When an alkaline solution is mixed with certain crude oils, surfactant molecules are formed. When the formation of surfactant molecules occurs in situ, the interfacial tension between the brine and oil phases could be reduced. The reduction of interfacial tension causes the microscopic displacement efficiency to increase, thereby increasing oil recovery.
Alkaline substances that have been used include sodium hydroxide, sodium orthosilicate, sodium metasilicate, sodium carbonate, ammonia, and ammonium hydroxide. Sodium hydroxide has been the most popular. Sodium orthosilicate has some advantages in brines with a high divalent ion content.
There are optimum concentrations of alkaline and salt and optimum pH, where the interfacial tension values experience a minimum. Finding these requires a screening procedure similar to the one discussed previously for the micellar-polymer process. When the interfacial tension is lowered to a point where the capillary number is greater than 10–5, oil can be mobilized and displaced.

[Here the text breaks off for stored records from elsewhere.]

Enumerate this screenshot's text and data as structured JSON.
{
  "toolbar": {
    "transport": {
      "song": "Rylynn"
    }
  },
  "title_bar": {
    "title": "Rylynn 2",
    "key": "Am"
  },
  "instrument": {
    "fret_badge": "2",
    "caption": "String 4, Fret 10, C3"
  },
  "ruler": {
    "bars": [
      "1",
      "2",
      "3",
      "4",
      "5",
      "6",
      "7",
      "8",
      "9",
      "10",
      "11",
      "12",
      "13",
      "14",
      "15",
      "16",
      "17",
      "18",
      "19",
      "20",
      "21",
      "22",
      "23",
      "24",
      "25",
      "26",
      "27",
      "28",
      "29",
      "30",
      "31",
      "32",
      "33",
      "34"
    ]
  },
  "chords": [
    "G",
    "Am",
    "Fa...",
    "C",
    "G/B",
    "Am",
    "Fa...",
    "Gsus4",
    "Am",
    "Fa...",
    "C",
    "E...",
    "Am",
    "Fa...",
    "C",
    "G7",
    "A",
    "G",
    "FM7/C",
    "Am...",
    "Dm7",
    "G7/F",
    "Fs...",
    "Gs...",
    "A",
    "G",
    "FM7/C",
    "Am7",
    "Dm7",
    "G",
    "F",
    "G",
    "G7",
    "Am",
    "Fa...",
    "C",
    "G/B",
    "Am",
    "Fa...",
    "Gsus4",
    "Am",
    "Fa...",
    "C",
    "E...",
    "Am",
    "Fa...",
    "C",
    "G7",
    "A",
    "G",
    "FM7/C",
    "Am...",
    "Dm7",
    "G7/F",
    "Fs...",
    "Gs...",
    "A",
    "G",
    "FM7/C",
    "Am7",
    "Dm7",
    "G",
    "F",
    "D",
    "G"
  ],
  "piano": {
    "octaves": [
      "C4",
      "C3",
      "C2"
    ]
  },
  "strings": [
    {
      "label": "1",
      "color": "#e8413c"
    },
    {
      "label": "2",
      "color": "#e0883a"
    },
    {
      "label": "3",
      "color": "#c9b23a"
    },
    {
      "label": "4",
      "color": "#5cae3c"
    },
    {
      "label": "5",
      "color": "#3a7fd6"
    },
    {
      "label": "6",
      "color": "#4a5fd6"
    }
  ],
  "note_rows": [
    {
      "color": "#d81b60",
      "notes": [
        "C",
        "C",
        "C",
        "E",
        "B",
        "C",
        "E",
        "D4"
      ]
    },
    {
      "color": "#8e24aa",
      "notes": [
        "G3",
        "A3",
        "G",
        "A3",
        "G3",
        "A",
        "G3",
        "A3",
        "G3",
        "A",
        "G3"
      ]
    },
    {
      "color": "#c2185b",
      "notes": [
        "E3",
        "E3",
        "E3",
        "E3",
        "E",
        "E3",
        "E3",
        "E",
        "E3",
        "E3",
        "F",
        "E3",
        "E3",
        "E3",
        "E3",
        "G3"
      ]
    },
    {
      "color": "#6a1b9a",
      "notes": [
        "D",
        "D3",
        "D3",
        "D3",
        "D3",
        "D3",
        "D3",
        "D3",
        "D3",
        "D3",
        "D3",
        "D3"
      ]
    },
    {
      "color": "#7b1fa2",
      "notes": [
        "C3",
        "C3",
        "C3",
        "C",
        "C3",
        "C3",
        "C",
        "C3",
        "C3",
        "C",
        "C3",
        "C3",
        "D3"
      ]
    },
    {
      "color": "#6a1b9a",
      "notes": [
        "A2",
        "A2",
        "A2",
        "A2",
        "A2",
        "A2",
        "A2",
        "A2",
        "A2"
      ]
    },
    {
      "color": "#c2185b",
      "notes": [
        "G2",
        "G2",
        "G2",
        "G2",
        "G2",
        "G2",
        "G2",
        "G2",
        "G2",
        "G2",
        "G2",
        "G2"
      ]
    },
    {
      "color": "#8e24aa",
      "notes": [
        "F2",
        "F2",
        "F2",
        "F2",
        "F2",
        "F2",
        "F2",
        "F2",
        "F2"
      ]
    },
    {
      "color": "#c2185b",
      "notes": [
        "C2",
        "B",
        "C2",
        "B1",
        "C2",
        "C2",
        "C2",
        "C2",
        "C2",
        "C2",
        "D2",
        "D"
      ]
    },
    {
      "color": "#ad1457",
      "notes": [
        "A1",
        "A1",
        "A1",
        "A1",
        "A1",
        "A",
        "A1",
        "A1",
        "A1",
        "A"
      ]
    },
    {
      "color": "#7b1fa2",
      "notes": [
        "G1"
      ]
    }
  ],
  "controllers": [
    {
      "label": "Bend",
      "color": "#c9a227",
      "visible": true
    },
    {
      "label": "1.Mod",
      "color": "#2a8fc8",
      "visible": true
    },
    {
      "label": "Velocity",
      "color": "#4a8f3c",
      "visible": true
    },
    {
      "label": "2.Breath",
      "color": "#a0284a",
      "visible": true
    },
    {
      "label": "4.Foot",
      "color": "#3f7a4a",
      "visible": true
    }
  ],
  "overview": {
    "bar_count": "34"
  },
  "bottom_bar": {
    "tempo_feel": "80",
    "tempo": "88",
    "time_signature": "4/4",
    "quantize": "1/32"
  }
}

Several mechanisms have been identified that aid oil recovery in the alkaline process. These include the following: lowering of interfacial tension, emulsification of oil, and wettability changes in the rock formation. All three mechanisms can affect the microscopic displacement efficiency, and emulsification can also affect the macroscopic displacement efficiency. If a wettability change is desired, a high (2.0–5.0 wt%) concentration of alkaline should be used. Otherwise, concentrations of the order of 0.5–2.0 wt% of alkaline are used.
The emulsification mechanism has been suggested to work by either of two methods. The first is by forming an emulsion, which becomes mobile and later trapped in downstream pores. The emulsion “blocks” the pores, which thereby diverts flow and increases the sweep efficiency. The second mechanism is by again forming an emulsion, which becomes mobile and carries oil droplets that it has entrained to downstream production sites.
The wettability changes that sometimes occur with the use of alkaline affect relative permeability characteristics, which in turn affect mobility and sweep efficiencies.
Mobility control is an important consideration in the alkaline process, as it is in all tertiary processes. Often, it is necessary to include polymer in the alkaline solution in order to reduce the tendency of viscous fingering to take place.
Not all crude oils are amenable to alkaline flooding. The surfactant molecules are formed with the heavier, acidic components of the crude oil. Tests have been designed to determine the susceptibility of a given crude oil to alkaline flooding. One of these tests involves titrating the oil with potassium hydroxide (KOH). An acid number is found by determining the number of milligrams of KOH required to neutralize 1 g of oil. The higher the acid number, the more reactive the oil will be and the more readily it will form surfactants. An acid number larger than ~0.2 mg KOH suggests potential for alkaline flooding.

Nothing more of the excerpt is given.